WHAT IS KNOWN: The S019 officers who followed de Menezes are members of an armed unit and carry pistols and automatic weapons. When one of the London bomb suspects was arrested in the West Midlands the following week, he was incapacitated using a Taser weapon that fires an electric charge of 50,000 volts into the victim without killing him. Sir Ian Blair, however, made it clear that he did not favor such a tactic. He said: “It was an incredible risk to use a Taser on a suicide bomber because the Taser itself could set it off, and that is not the policy. I can’t imagine how that was used. We use Tasers in London regularly, but a Taser sends electric currents into the body of somebody; if there is a bomb on that body, then the bomb can go off.”


Where did a “shoot to kill” policy emanate from and on what claimed legal basis? What public debate and democratic accountability surrounded the coming into being of that policy?

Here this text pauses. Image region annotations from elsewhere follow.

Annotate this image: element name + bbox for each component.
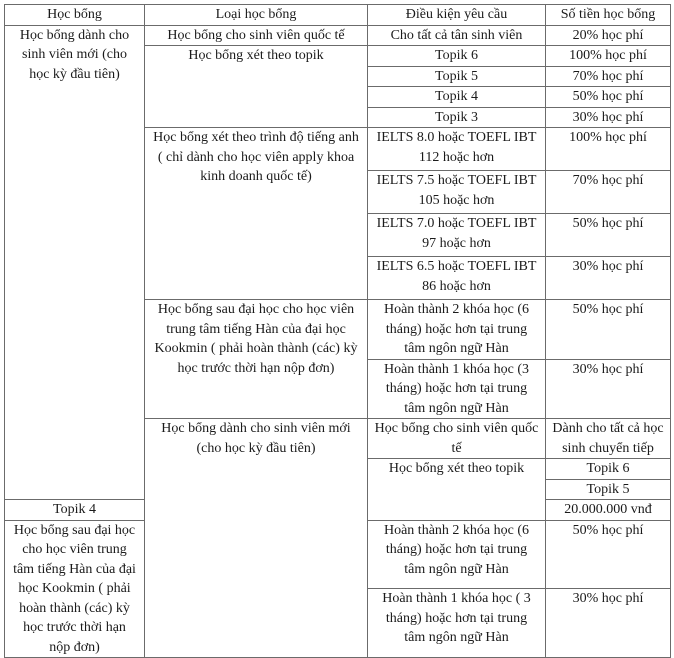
section1-english-type: Học bổng xét theo trình độ tiếng anh ( chỉ dành cho học viên apply khoa kinh doanh quốc tế) bbox=[145, 128, 368, 300]
section1-group-label: Học bổng dành cho sinh viên mới (cho học kỳ đầu tiên) bbox=[5, 25, 145, 500]
section1-postgrad-amount: 50% học phí bbox=[546, 300, 671, 360]
section2-postgrad-cond: Hoàn thành 1 khóa học ( 3 tháng) hoặc hơn tại trung tâm ngôn ngữ Hàn bbox=[368, 589, 546, 658]
section2-topik-amount: 20.000.000 vnđ bbox=[546, 500, 671, 521]
header-requirements: Điều kiện yêu cầu bbox=[368, 5, 546, 26]
section1-topik-cond: Topik 3 bbox=[368, 107, 546, 128]
section1-postgrad-cond: Hoàn thành 2 khóa học (6 tháng) hoặc hơn tại trung tâm ngôn ngữ Hàn bbox=[368, 300, 546, 360]
section1-topik-amount: 70% học phí bbox=[546, 66, 671, 87]
section1-english-cond: IELTS 7.5 hoặc TOEFL IBT 105 hoặc hơn bbox=[368, 171, 546, 214]
section1-intl-type: Học bổng cho sinh viên quốc tế bbox=[145, 25, 368, 46]
section1-postgrad-cond: Hoàn thành 1 khóa học (3 tháng) hoặc hơn tại trung tâm ngôn ngữ Hàn bbox=[368, 359, 546, 419]
scholarship-table bbox=[4, 4, 671, 658]
section2-postgrad-cond: Hoàn thành 2 khóa học (6 tháng) hoặc hơn tại trung tâm ngôn ngữ Hàn bbox=[368, 520, 546, 589]
section2-postgrad-amount: 50% học phí bbox=[546, 520, 671, 589]
section1-english-cond: IELTS 8.0 hoặc TOEFL IBT 112 hoặc hơn bbox=[368, 128, 546, 171]
section1-topik-amount: 50% học phí bbox=[546, 87, 671, 108]
section2-group-label: Học bổng dành cho sinh viên mới (cho học kỳ đầu tiên) bbox=[145, 419, 368, 658]
header-amount: Số tiền học bổng bbox=[546, 5, 671, 26]
header-scholarship: Học bổng bbox=[5, 5, 145, 26]
section2-topik-cond: Topik 6 bbox=[546, 459, 671, 480]
section1-topik-cond: Topik 5 bbox=[368, 66, 546, 87]
section1-intl-amount: 20% học phí bbox=[546, 25, 671, 46]
section1-topik-cond: Topik 4 bbox=[368, 87, 546, 108]
section2-intl-cond: Dành cho tất cả học sinh chuyển tiếp bbox=[546, 419, 671, 459]
section2-intl-type: Học bổng cho sinh viên quốc tế bbox=[368, 419, 546, 459]
section2-topik-type: Học bổng xét theo topik bbox=[368, 459, 546, 521]
section1-intl-cond: Cho tất cả tân sinh viên bbox=[368, 25, 546, 46]
section1-topik-type: Học bổng xét theo topik bbox=[145, 46, 368, 128]
section1-topik-amount: 30% học phí bbox=[546, 107, 671, 128]
section2-topik-cond: Topik 5 bbox=[546, 479, 671, 500]
section1-english-amount: 30% học phí bbox=[546, 257, 671, 300]
table-header-row bbox=[5, 5, 671, 26]
section1-english-cond: IELTS 6.5 hoặc TOEFL IBT 86 hoặc hơn bbox=[368, 257, 546, 300]
section1-english-amount: 70% học phí bbox=[546, 171, 671, 214]
section1-topik-amount: 100% học phí bbox=[546, 46, 671, 67]
section1-postgrad-type: Học bổng sau đại học cho học viên trung tâm tiếng Hàn của đại học Kookmin ( phải hoàn thành (các) kỳ học trước thời hạn nộp đơn) bbox=[145, 300, 368, 419]
table-row bbox=[5, 25, 671, 46]
section1-english-amount: 100% học phí bbox=[546, 128, 671, 171]
section1-english-amount: 50% học phí bbox=[546, 214, 671, 257]
section2-postgrad-type: Học bổng sau đại học cho học viên trung tâm tiếng Hàn của đại học Kookmin ( phải hoàn thành (các) kỳ học trước thời hạn nộp đơn) bbox=[5, 520, 145, 658]
section1-english-cond: IELTS 7.0 hoặc TOEFL IBT 97 hoặc hơn bbox=[368, 214, 546, 257]
section2-postgrad-amount: 30% học phí bbox=[546, 589, 671, 658]
header-scholarship-type: Loại học bổng bbox=[145, 5, 368, 26]
section2-topik-cond: Topik 4 bbox=[5, 500, 145, 521]
section1-postgrad-amount: 30% học phí bbox=[546, 359, 671, 419]
section1-topik-cond: Topik 6 bbox=[368, 46, 546, 67]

WHAT IS KNOWN: It has always been the case that if armed police feel their lives are in danger they must shoot to kill. In the light of the terrorist threat these guidelines were refined by a former Metropolitan police commissioner, Lord Stevens. He said: “We are living in unique times of unique evil, at war with an enemy of unspeakable brutality, and I have no doubt that now, more than ever, the principle is right despite the chance, tragically, of error.” Sir Ian, who took over the post earlier this year, concurred. He said the policy was the “least worst” way of tackling suicide bombers and refused to rule out other innocent people being shot in similar circumstances. “I am not certain the tactic we have is the right tactic, but it is the best we have found so far.”

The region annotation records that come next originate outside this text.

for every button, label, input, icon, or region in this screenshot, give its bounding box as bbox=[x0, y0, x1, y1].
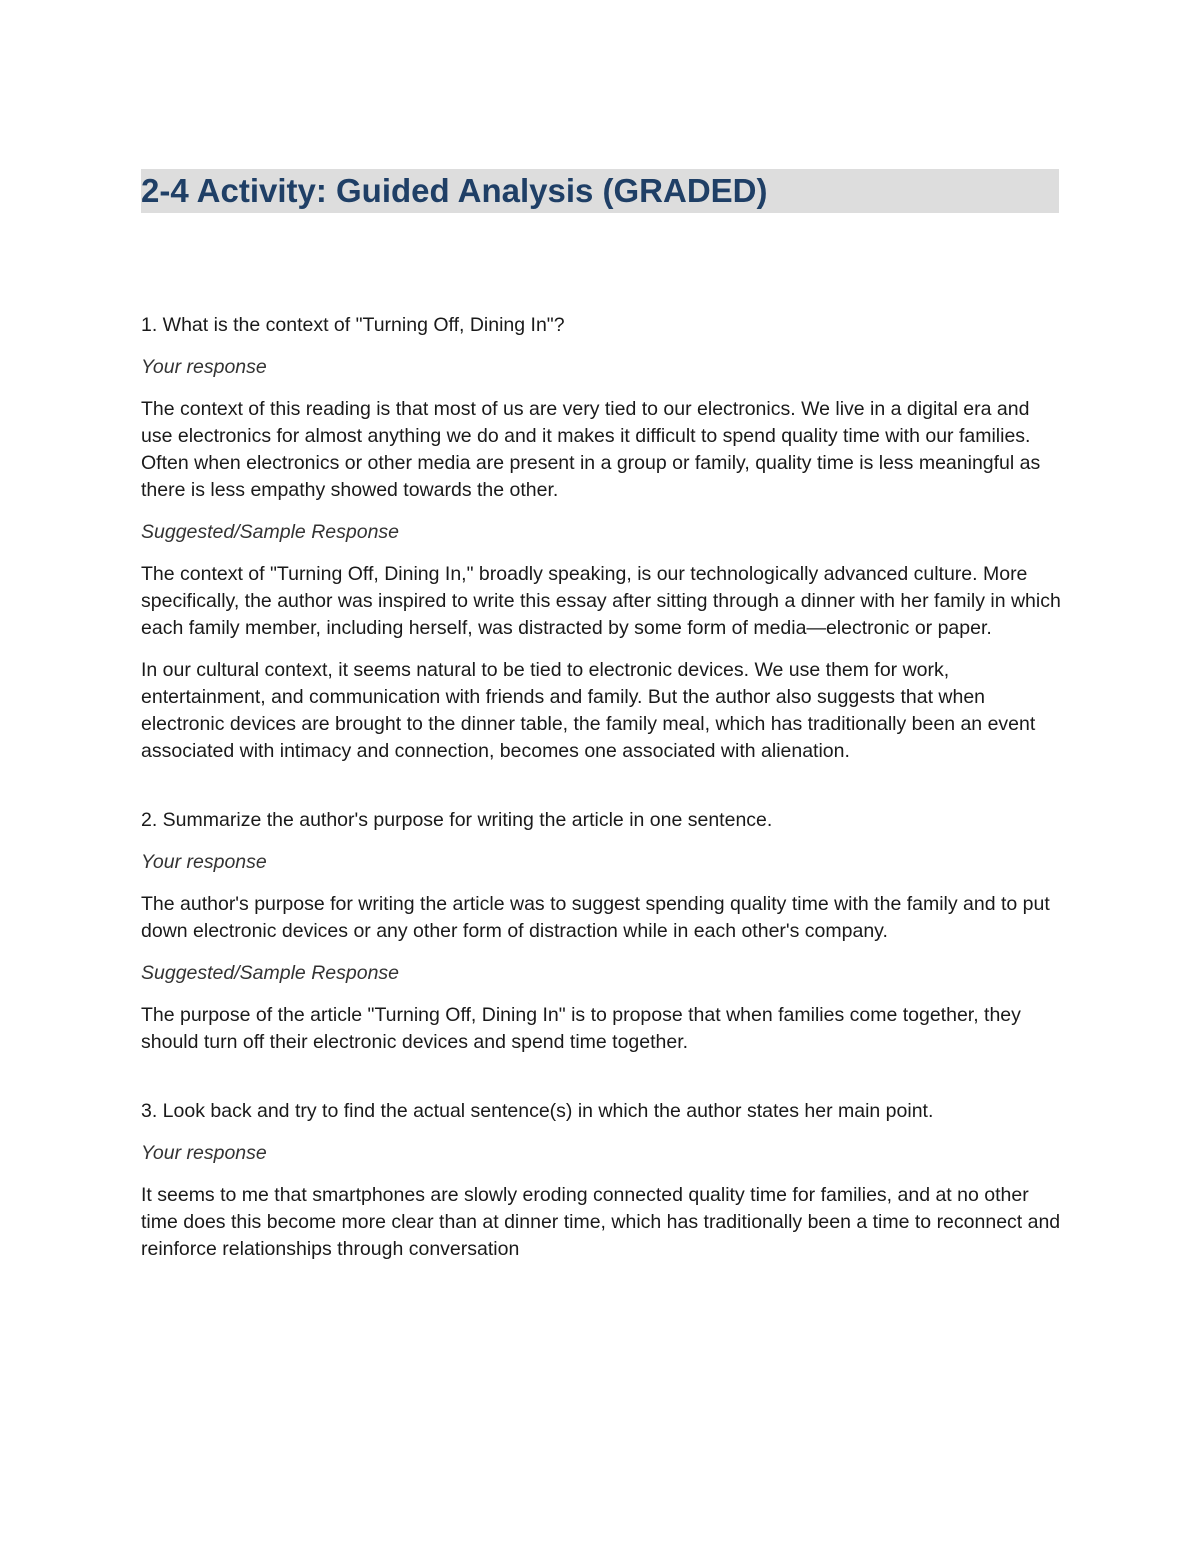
question-2-sample-paragraph-1: The purpose of the article "Turning Off, Dining In" is to propose that when families come together, they should turn off their electronic devices and spend time together. bbox=[141, 1004, 1021, 1053]
section-spacer bbox=[141, 1056, 1061, 1098]
page-title: 2-4 Activity: Guided Analysis (GRADED) bbox=[141, 172, 768, 209]
question-1-sample-paragraph-2: In our cultural context, it seems natural to be tied to electronic devices. We use them for work, entertainment, and communication with friends and family. But the author also suggests that when electronic devices are brought to the dinner table, the family meal, which has traditionally been an event associated with intimacy and connection, becomes one associated with alienation. bbox=[141, 659, 1036, 762]
question-2-section bbox=[141, 807, 1061, 1056]
your-response-label: Your response bbox=[141, 1142, 267, 1164]
sample-response-label: Suggested/Sample Response bbox=[141, 521, 400, 543]
question-2-response: The author's purpose for writing the article was to suggest spending quality time with the family and to put down electronic devices or any other form of distraction while in each other's company. bbox=[141, 893, 1050, 942]
question-1-section bbox=[141, 312, 1061, 765]
question-1: 1. What is the context of "Turning Off, Dining In"? bbox=[141, 314, 565, 336]
document-body bbox=[141, 312, 1061, 1263]
question-2: 2. Summarize the author's purpose for writing the article in one sentence. bbox=[141, 809, 773, 831]
question-3: 3. Look back and try to find the actual sentence(s) in which the author states her main point. bbox=[141, 1100, 934, 1122]
question-1-response: The context of this reading is that most of us are very tied to our electronics. We live in a digital era and use electronics for almost anything we do and it makes it difficult to spend quality time with our families. Often when electronics or other media are present in a group or family, quality time is less meaningful as there is less empathy showed towards the other. bbox=[141, 398, 1041, 501]
question-3-section bbox=[141, 1098, 1061, 1263]
section-spacer bbox=[141, 765, 1061, 807]
question-1-sample-paragraph-1: The context of "Turning Off, Dining In," broadly speaking, is our technologically advanced culture. More specifically, the author was inspired to write this essay after sitting through a dinner with her family in which each family member, including herself, was distracted by some form of media—electronic or paper. bbox=[141, 563, 1061, 639]
question-3-response: It seems to me that smartphones are slowly eroding connected quality time for families, and at no other time does this become more clear than at dinner time, which has traditionally been a time to reconnect and reinforce relationships through conversation bbox=[141, 1184, 1061, 1260]
sample-response-label: Suggested/Sample Response bbox=[141, 962, 400, 984]
your-response-label: Your response bbox=[141, 356, 267, 378]
your-response-label: Your response bbox=[141, 851, 267, 873]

Why was the suggestion that five bullets were fired allowed to continue as a public assertion, uncorrected, when there were eight?


WHAT IS KNOWN: Only when the inquest was opened into de Menezes’s death did it become known that more than five shots had been fired. He was shot seven times in the head and once in the shoulder. It has now been disclosed that a total of 11 shots were fired by two police officers. The other three bullets missed their target.


Why did Scotland Yard allow a number of assertions, now known to be untrue, to stay in the public domain?


WHAT IS KNOWN: Earlier statements that de Menezes was wearing a winter coat at the height of summer, thereby arousing police suspicions, continued to be repeated for several days even though he was, in fact, wearing a denim jacket. The original suggestion that he was wearing a heavy fleece seems to have come from a witness on the train, Mark Whitby, but this was never corrected by police. It was also suggested, initially in a statement issued by Scotland Yard, that “he vaulted over the ticket barrier, ran downstairs and on a Tube where it appears he stumbled.” It now transpires that he was acting like a commuter, using his travel pass, and only hurrying toward the train to avoid missing it. According to the family’s lawyers, the pathologist conducting the post mortem examination on de Menezes’s body was told five days later that he had vaulted the ticket barrier and run, even though CCTV cameras show he made his way slowly down the escalator. “Why was he not told the true facts which clearly by then [July 27] must have been available,” the lawyers asked.